What Happens If You Don’t Sleep For A Week?
In addition to an overall lack of ability to concentrate on anything for more than a few minutes, researchers who have gone without sleep have had very extreme experiences around Day 4 and Day 5 of not sleeping. These include bouts of unpleasant hallucinations, paranoia, and even doubts about their own realities.
Radio DJ Peter Tripp’s sleep deprivation “publicity stunt” was broadcast live on the air. Tripp tried to stay awake for 200 hours, airing his show during that time. Around 120 hours in it was reported that he started hallucinating. In one instance, he believed a scientist was an undertaker and ran away from him.
How Long Has Anyone Gone Without Sleep Willingly?
Throughout history, several people have attempted to see how long they can go without sleep. Willing researchers and participants include Randy Gardner, who stayed awake for 264 hours, or 11 days. Toimi Soini, the official Guinness record-holder for going without sleep, stayed awake for 276 hours, or 11 and a half days, and the unofficial case of Maureen Weston, who reportedly stayed awake for 499 hours, or nearly 19 days.
How Long Can You Go Without Sleep Before You Die?
University of Chicago researcher Allan Rechtschaffen tried to determine how long you can go without sleep before you die. He conducted experiments on rats, but after 32 days, all of his rats were dead.
Based on limited research, it seems that the willpower to willingly go without sleep dissolves after about 11 days. However, people forced to live without sleep may survive anywhere between three and six months. It’s likely they would die of complications due to lack of sleep before then.
Has Anyone Died From Sleep Deprivation?
Yes. Michael Corke is one of the most famous cases of Fatal Familial Insomnia, which stems from an extremely rare genetic mutation. Corke’s mind couldn’t shut down even despite doctors attempting to put him into a coma. He died in 1993 after going without sleep for six months.
Do You Really Need 8 Hours Of Sleep Each Night?
From microsleeps to hallucinations to increased risks of potentially fatal issues such as heart attacks and strokes, a lack of sleep can cause severe bodily harm. For some people, just missing a few hours of sleep can cause a slew of problems, from a higher risk of diabetes and obesity to depression and drowsy driving.

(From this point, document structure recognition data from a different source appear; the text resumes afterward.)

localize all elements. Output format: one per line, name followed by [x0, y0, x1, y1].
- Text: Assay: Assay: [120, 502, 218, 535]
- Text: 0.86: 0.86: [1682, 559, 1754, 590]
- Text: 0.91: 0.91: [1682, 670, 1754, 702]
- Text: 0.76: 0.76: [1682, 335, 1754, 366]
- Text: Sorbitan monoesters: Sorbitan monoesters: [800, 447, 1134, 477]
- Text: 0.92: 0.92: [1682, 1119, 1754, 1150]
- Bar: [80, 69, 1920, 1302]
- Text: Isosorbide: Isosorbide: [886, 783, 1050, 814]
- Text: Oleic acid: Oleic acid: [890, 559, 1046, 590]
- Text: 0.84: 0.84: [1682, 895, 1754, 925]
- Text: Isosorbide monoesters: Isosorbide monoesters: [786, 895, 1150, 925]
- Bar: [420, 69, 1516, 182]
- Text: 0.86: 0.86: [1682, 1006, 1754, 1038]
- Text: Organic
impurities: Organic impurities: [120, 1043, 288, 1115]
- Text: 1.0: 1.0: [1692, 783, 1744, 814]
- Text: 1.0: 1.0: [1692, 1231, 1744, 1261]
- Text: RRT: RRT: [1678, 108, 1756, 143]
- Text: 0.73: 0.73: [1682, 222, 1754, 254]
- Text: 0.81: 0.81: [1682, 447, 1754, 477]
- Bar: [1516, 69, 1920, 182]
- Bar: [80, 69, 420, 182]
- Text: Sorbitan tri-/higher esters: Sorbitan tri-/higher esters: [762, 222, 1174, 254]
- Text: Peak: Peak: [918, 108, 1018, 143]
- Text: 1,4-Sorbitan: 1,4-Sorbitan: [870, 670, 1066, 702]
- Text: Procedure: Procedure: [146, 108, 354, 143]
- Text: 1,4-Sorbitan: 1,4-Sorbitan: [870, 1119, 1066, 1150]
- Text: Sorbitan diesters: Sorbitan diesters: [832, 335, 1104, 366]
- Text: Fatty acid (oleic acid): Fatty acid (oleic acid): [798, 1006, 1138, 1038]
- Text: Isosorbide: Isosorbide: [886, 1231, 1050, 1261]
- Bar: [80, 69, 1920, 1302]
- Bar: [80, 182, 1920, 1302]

It’s definitely important to get at least seven to eight hours for adults, eight to 10 hours for teenagers, or seven hours for the elderly, according to the CDC. It’s vital for your overall health to get good and consistent sleep, not only because of the potential dangers but also because those who have better sleep typically experience more positive reactions, faster learning and behavioral function, and better emotional health, as well as better health in general.